I often say – to anyone who will listen – that hobbies satisfy many of mankind’s ancient and primal urges to hunt and gather. In our increasingly plastic and sanitised world, some of us seek to retrace the steps – albeit through heavily ritualised and modernised (often safe) means – of our ancestors. I contend that birding satisfies the spirits of hunter (tracking down wild animals) and gatherer (the list element and need to ‘collect’ as many species as possible) that still occupy us.

A hobby that satisfies the gatherer within us, is that of the collector – for example of postcards…

River Roding

This postcard above (a recent purchase that arrived today) is over 100 years old and depicts the Rover Roding. On the other side it reads:

Dear Pollie [sic],

I am enjoying myself allright [sic], went fishing [I am trying to ignore the fact this word looks like “fisting”] here this afternoon did not catch anything, will write tomorrow. With love from Ethel

Ignoring the fact that our long-dead friend, Ethel, seemed determined to make an enemy of punctuation and grammar, I love how she writes to her friend/sibling/lover/relation daily whilst on holiday (?) in a nearby part of London. Polly/Pollie lived in Islington just a few miles away (I actually know the street in the address as I used to live nearby and know that any house she lived in was destroyed in the war or demolished to be replaced with flats).

An even smaller river
The Roding is a small river. It often flows under bridges un-named and unmarked. It eventually seeps slowly into the Thames anonymously or, rather, under the title of ‘Barking Creek’. But this belies the fact that the Roding is an ancient and important water source. The fifty-mile long river – once entirely located within Essex, until London grew – is believed to be named after a Saxon chieftain, Hrodas, and his people, the Hrodingas, who came to Essex and subdued (read ‘slaughtered’) the local pagan tribes.

I would love to see the Roding follow the lead of its western cousin, the Wandle, and become a second London home to wild brown trout.
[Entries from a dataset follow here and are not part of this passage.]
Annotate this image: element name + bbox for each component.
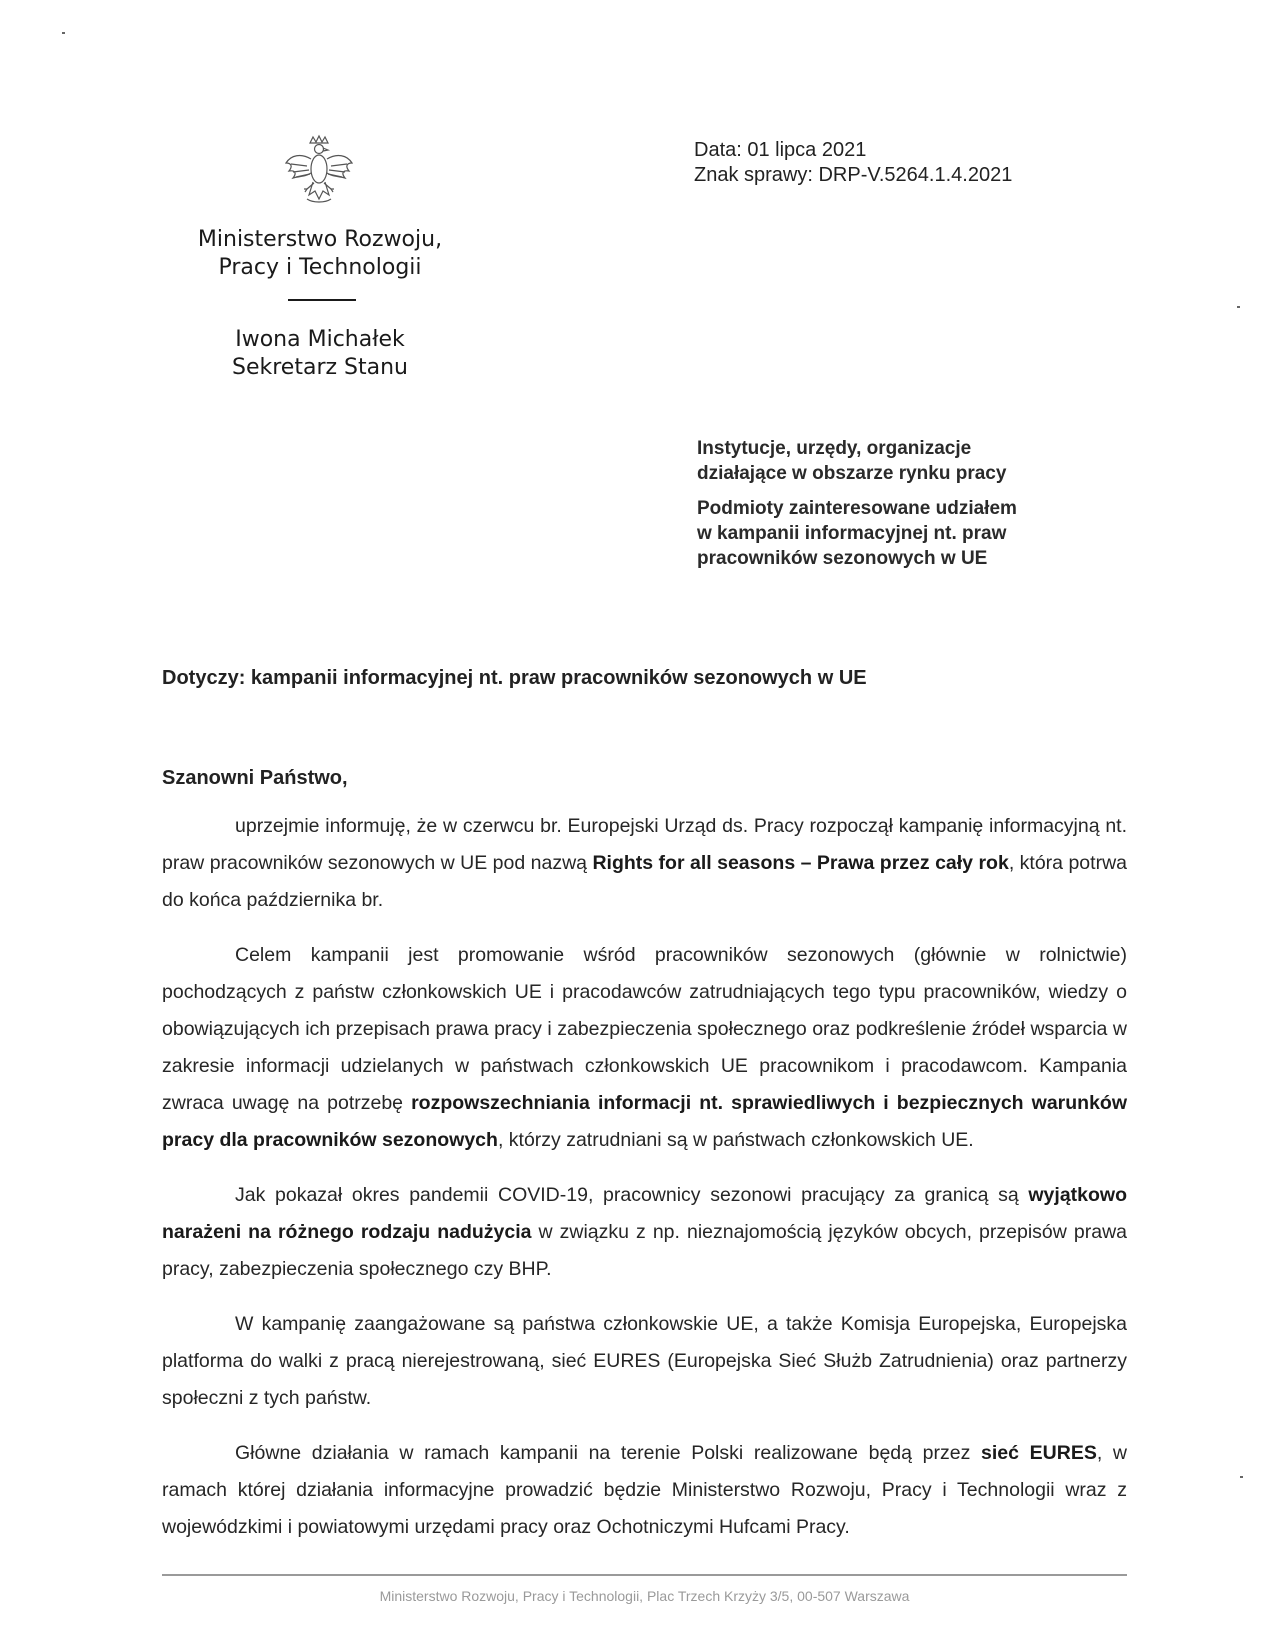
addressees (697, 436, 1137, 581)
body-paragraph (162, 1177, 1127, 1288)
paragraph-text: W kampanię zaangażowane są państwa członkowskie UE, a także Komisja Europejska, Europejska platforma do walki z pracą nierejestrowaną, sieć EURES (Europejska Sieć Służb Zatrudnienia) oraz partnerzy społeczni z tych państw. (162, 1313, 1127, 1409)
scan-speck (62, 32, 65, 34)
letter-subject: Dotyczy: kampanii informacyjnej nt. praw pracowników sezonowych w UE (162, 667, 867, 689)
emphasized-text: wyjątkowo narażeni na różnego rodzaju nadużycia (162, 1184, 1127, 1243)
letter-date: Data: 01 lipca 2021 (694, 139, 867, 161)
scan-speck (1237, 306, 1240, 308)
paragraph-text: Jak pokazał okres pandemii COVID-19, pracownicy sezonowi pracujący za granicą są (235, 1184, 1029, 1206)
addressee-line: w kampanii informacyjnej nt. praw (697, 523, 1007, 544)
addressee-line: Podmioty zainteresowane udziałem (697, 498, 1017, 519)
letter-body (162, 808, 1127, 1564)
salutation: Szanowni Państwo, (162, 767, 348, 789)
polish-eagle-emblem-icon (283, 133, 355, 211)
paragraph-text: w związku z np. nieznajomością języków obcych, przepisów prawa pracy, zabezpieczenia społecznego czy BHP. (162, 1221, 1127, 1280)
footer-address: Ministerstwo Rozwoju, Pracy i Technologii, Plac Trzech Krzyży 3/5, 00-507 Warszawa (379, 1588, 910, 1604)
body-paragraph (162, 1306, 1127, 1417)
letterhead-divider (288, 299, 356, 301)
paragraph-text: Celem kampanii jest promowanie wśród pracowników sezonowych (głównie w rolnictwie) pochodzących z państw członkowskich UE i pracodawców zatrudniających tego typu pracowników, wiedzy o obowiązujących ich przepisach prawa pracy i zabezpieczenia społecznego oraz podkreślenie źródeł wsparcia w zakresie informacji udzielanych w państwach członkowskich UE pracownikom i pracodawcom. Kampania zwraca uwagę na potrzebę (162, 944, 1127, 1114)
body-paragraph (162, 808, 1127, 919)
paragraph-text: Główne działania w ramach kampanii na terenie Polski realizowane będą przez (235, 1442, 982, 1464)
emphasized-text: rozpowszechniania informacji nt. sprawiedliwych i bezpiecznych warunków pracy dla pracowników sezonowych (162, 1092, 1127, 1151)
signatory-block (155, 326, 485, 382)
ministry-name (155, 226, 485, 282)
addressee-group (697, 436, 1137, 486)
signatory-title: Sekretarz Stanu (232, 355, 408, 380)
addressee-line: działające w obszarze rynku pracy (697, 463, 1007, 484)
ministry-name-line: Ministerstwo Rozwoju, (197, 227, 443, 252)
ministry-name-line: Pracy i Technologii (218, 255, 422, 280)
paragraph-text: uprzejmie informuję, że w czerwcu br. Europejski Urząd ds. Pracy rozpoczął kampanię informacyjną nt. praw pracowników sezonowych w UE pod nazwą (162, 815, 1127, 874)
addressee-line: pracowników sezonowych w UE (697, 548, 988, 569)
paragraph-text: , którzy zatrudniani są w państwach członkowskich UE. (497, 1129, 974, 1151)
paragraph-text: , w ramach której działania informacyjne prowadzić będzie Ministerstwo Rozwoju, Pracy i Technologii wraz z wojewódzkimi i powiatowymi urzędami pracy oraz Ochotniczymi Hufcami Pracy. (162, 1442, 1128, 1538)
emphasized-text: Rights for all seasons – Prawa przez cały rok (592, 852, 1009, 874)
addressee-group (697, 496, 1137, 571)
scan-speck (1240, 1476, 1243, 1478)
signatory-name: Iwona Michałek (235, 327, 405, 352)
body-paragraph (162, 937, 1127, 1159)
addressee-line: Instytucje, urzędy, organizacje (697, 438, 972, 459)
case-reference: Znak sprawy: DRP-V.5264.1.4.2021 (694, 164, 1013, 186)
letter-meta (694, 138, 1012, 188)
emphasized-text: sieć EURES (981, 1442, 1097, 1464)
paragraph-text: , która potrwa do końca października br. (162, 852, 1127, 911)
body-paragraph (162, 1435, 1127, 1546)
footer-divider (162, 1574, 1127, 1576)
Not many Londoners – I am quite sure – could name the Roding correctly, and yet there exists an even smaller, sorrier river, a tributary of the Roding, that has a place in this rather lengthy story/post, the Alders brook.

The earliest extant reference to this stream is from the 16th Century. But now, I can find nowhere to tell me where this brook’s source is – other than the admirable – and hopefully correct guess of Mr Ferris in his excellent online resource of all wild matters locally.

I trampled brambles to look at the heavily algae-clogged (if not stagnant) brook and then saw, far up stream, a pair of Teal. They saw me too and swam effortlessly around a bend and behind the locked gates of some allotments.

In my desire to photograph this pair and further explore this poorly-known waterway, I backtracked and and tried to gingerly make my way through the narrow and heavily overgrown bank of the stream that runs alongside the metal fencing of the allotments. The going became impassable and so, probably luckily for them, the Teal remained unphotographed:

Alders Brook

Typically, back in Wanstead Park, I saw more Teal – despite two months of blanking them in the same park:

Eurasian Teal (Anas crecca)

Eurasian Teal (Anas crecca)

But I regretted nothing. Had I not gone in search of Teal in the inaccessible narrow waterways of East London, I may never have set foot on the narrow banks of the shamefully forgotten Alders Brook.

Along the way on my journey, I photographed for the first time this year so far…

Buff-tailed Bumblebee (Bombus terrestris)

Buff-tailed Bumblebee (Bombus terrestris)

and…

Sweet Violet (Viola odorata) - presuming it was too early for Common Dog Violet

Sweet Violet (Viola odorata) – presuming it was too early for Common Dog Violet

… and listened to my first singing Dunnock of the year:

Dunnock (Prunella modularis)

Dunnock (Prunella modularis)

… and completely forgot about my hangover.